They walked up and down a number of small twisting passages, broken with steps and wanting light. Rooms led inconveniently out of one another—windows were high under the ceiling or plumb with the floor. There was a great deal of what was really good and lovely—old timber-work, old cupboards, a fine dresser, a gate-legged table and a couple of tallboys—and a great deal that recalled the best parlour, the iron bedsteads, marble-topped washstands, flower-painted mirrors and garlanded wall-paper of the new rural tradition. All, however, was good of its kind, comfortable and in sound repair. Mrs. Godfrey was proud of it all equally.
“But I suppose, Miss Alard, you don’t find it much of a house compared to your own.”
“I think it’s lovely,” said Jenny—“much more exciting than Conster.”
Mrs. Godfrey was not sure whether a house had any right to be exciting, so she made no reply. They went downstairs again, and fearing the best parlour, Jenny suggested that they should go out into the yard and find the men.
“They must have finished their business by now.”

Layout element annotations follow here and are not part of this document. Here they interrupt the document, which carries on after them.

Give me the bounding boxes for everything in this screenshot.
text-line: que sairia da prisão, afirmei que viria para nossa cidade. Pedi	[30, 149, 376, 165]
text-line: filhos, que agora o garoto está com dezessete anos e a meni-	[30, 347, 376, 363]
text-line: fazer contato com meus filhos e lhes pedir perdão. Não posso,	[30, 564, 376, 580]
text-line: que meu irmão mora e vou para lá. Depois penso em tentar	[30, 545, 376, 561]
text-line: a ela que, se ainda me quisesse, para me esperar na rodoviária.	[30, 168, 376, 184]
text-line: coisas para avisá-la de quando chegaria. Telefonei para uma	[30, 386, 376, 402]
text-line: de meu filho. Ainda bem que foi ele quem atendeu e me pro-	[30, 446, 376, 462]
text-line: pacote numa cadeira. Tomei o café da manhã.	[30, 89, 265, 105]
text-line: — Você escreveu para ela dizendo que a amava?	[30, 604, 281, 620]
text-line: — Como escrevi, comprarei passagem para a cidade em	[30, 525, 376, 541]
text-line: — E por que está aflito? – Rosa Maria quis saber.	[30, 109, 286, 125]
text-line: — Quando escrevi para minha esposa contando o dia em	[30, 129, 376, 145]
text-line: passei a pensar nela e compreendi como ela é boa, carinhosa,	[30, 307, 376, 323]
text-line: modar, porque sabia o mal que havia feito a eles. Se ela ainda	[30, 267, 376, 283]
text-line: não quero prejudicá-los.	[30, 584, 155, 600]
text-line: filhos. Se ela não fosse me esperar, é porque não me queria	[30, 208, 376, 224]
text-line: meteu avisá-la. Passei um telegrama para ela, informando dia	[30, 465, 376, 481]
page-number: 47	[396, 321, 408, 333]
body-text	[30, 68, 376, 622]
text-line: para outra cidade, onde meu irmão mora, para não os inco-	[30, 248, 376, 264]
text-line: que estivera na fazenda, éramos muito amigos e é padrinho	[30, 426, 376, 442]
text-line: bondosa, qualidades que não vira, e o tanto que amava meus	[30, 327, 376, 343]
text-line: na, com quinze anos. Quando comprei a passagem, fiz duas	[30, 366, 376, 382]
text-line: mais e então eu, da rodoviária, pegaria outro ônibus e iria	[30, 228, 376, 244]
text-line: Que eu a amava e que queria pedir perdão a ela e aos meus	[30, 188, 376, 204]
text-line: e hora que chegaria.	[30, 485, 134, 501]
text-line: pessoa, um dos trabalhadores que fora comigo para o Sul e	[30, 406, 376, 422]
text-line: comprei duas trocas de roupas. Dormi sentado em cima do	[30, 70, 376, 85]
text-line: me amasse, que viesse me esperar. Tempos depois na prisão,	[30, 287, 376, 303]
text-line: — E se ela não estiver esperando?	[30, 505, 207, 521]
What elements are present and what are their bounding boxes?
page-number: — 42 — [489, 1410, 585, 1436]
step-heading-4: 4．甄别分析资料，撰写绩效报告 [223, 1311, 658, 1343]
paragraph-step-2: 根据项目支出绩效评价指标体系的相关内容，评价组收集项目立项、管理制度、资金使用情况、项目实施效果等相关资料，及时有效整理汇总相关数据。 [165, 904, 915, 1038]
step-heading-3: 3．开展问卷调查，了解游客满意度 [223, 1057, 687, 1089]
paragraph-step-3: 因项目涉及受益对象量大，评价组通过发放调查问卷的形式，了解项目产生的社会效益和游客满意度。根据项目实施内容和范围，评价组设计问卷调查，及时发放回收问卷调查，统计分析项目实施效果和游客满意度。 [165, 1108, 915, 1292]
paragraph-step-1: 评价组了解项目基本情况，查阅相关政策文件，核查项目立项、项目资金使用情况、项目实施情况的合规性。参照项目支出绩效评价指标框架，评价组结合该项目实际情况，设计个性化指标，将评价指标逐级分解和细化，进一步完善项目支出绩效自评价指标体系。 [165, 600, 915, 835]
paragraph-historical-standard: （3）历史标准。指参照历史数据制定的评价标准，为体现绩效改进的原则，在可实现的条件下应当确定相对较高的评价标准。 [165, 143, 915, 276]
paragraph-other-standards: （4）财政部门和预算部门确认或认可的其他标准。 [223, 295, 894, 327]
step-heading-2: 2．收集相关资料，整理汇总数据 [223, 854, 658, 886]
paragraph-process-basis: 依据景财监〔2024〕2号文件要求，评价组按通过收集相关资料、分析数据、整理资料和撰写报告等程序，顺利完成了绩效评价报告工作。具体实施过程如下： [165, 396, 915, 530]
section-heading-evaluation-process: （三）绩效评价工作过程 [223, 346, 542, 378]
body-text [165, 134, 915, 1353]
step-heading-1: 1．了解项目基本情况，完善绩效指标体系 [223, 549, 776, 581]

“They’ll be in Ben’s office—leastways in what he calls his office,” said Mrs. Godfrey with a small tolerant laugh.
She led the way into one of the barns where a corner was boarded off into a little room. Here stood a second-hand roll-topped desk and a really good yew-backed chair. The walls were covered with scale-maps of the district and advertisements for cattle food, very much after the style of the office at Starvecrow. Jenny looked round for some individual mark of Ben, but saw none, unless the straightness and order of it all were an index to his character.
“He’ll be showing Mr. Alard the stock—he’s proud of his stock,” said Mrs. Godfrey, and sure enough the next minute they heard voices in the yard, and saw Godfrey and Peter coming out of the cow-shed.
“Here you are,” cried Peter to his sister—“I want you to look at Mr. Godfrey’s Sussex cattle. He’s got the finest I’ve seen in the district.”
Jenny could not speak for a moment. She had seen a look in Godfrey’s eyes when they fell on her that deprived her of speech. Her heart was violently turned to the man from his surroundings in which she had sought a refuge for her self-respect—Fourhouses, its beauties and its uglinesses, became dim, and she saw only what she had seen at first and been ashamed of—the man whom she could—whom she must—love.